Density, infrastructure conflicts shut down rezoning talks

Collins Doughtie of Bluffton, left, listens to Paul Sommerville, chairman of Beaufort County Council, following the May 4 meeting of the council's development agreement subommittee. Tabor Vaux, chair of the subcommittee, center, greets other attendees.

The normally quiet environs of the Hilton Head branch of the Beaufort County Public Library shattered when whoops of delight erupted May 4 following a seven-minute meeting.

County Councilman Roberts "Tabor" Vaux, chairman of the Beaufort County Council development agreement subcommittee, had just read the official statement that discussions were over between the county and Scratch Golf LLC, owners of Hilton Head National Golf Course.

"The viability of this development agreement is contingent on many factors, including the underlying application to amend the comprehensive planned future land use map and zoning map. This subcommittee, in the presence of the public, previously offered to support a rezoning request of 130 acres of the 299 acres that the owner has requested. Scratch Golf has recently submitted a revised proposal, however the revised proposal still requests the 299 acres, or the entire parcel be rezoned.

"In the opinion of this subcommittee, the rezoning and map amendment request, which has been made by Scratch Golf, is unreasonable in size, scope and magnitude. It is inconsistent with goals and policies of the Beaufort County Comprehensive Plan, and would threaten the public health, safety and public welfare of the community. Therefore it is my recommendation as chairman of this subcommittee that we terminate efforts to negotiate a development agreement unless or until Scratch Golf comes to the table with a proposal that is more reasonable and consistent with the goals and policies of the Beaufort County Comprehensive Plan."

Scratch Golf's latest attempt at persuading the county to rezone the property in order to build a multi-faceted development was their third strike and they were out at the plate.

Hilton Head National was built in 1989 as a public, 27-hole golf course with the clubhouse and a maintenance building as the sole structures on the property.

The extension of the Bluffton Parkway required the compensated sacrifice of nine holes, but the course remains pristine and profitable.

The course reduction and the general decline in golf prompted the owner to look at other uses for the property, hence a development request that included housing, schools, a convention center, entertainment venue and retail.

In a written statement he handed out following the briefing, Bill Palmer, president of Scratch Golf LLC, stated that the owners have "strived to be good neighbors to the Bluffton community for nearly 30 years."

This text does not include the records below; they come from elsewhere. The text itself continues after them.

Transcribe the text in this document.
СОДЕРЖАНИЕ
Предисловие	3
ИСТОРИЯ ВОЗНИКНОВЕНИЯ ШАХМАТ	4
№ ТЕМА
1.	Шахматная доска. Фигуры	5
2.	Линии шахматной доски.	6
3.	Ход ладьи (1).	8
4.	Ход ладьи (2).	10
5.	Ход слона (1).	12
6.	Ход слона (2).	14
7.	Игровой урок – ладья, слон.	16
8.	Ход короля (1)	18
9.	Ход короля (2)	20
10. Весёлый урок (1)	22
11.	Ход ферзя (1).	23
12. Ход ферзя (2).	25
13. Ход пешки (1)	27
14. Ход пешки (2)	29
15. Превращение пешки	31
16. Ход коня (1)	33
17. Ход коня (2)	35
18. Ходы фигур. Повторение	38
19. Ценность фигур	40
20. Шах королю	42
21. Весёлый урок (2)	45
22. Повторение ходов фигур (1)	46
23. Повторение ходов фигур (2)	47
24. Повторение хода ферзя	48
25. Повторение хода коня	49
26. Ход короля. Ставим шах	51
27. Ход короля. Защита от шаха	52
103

"In this rezoning process, we remain committed to working with Beaufort County to reach a result that works for the County and the overall Bluffton community as well as for us. We have involved numerous parties in the process of reshaping our original request and have been factoring in public feedback we have received.

"We ask for continued good faith efforts by all parties to reach a result that is mutually beneficial for all sides."

Most of the 100 people attending the meeting seemed jubilant but few were as pleased at the outcome as longtime Bluffton resident Collins Doughtie, who had spearheaded the fight against the development.

"I think it's wonderful but I just want to warn people that this fight is not over. I have a feeling that they're going to try to go on a legal basis. I'm going to still keep people informed as to what's going on as much as I can," Doughtie said. "It's not over. I encourage people to keep signing that petition, making comments.

"Eventually, if it comes down to it," Doughtie continued, "I've got something in the works. I don't want to reveal what it is but it's going to be big. Because I want them to know this is not responsible development by any means and this is going to set a huge precedent for whatever happens from here on out."

The petition to which Doughtie referred is "Stop The Hilton Head National Project" on, initiated by a group called Save Our Bluffton State of Mind.

The petition has been in circulation for several months, had 2,848 signatures at press time, and is aimed at getting the attention of the County Council.

Vaux, who represents Bluffton, Pritchardville and Daufuskie Island on the council, has been an outspoken opponent of the development.

"They refused to reduce the density and intensity and were adamant that the county would take over ownership and maintenance of the roads and infrastructure on the property," Vaux wrote in an email. "In a future application, they must reduce the density and intensity and agree that the county will not take over ownership and maintenance of the roads on the property. There would still be many other details to work out, but until those two issues get resolved, there's no point in talking details."

A regular session of the County Council will be held at 6 p.m. May 22 in the large meeting room at Bluffton Branch Library, 120 Palmetto Way.

It is expected that a vote on this matter will be taken by the full council at this session.

Gwyneth J. Saunders is a veteran journalist and freelance writer living in Bluffton.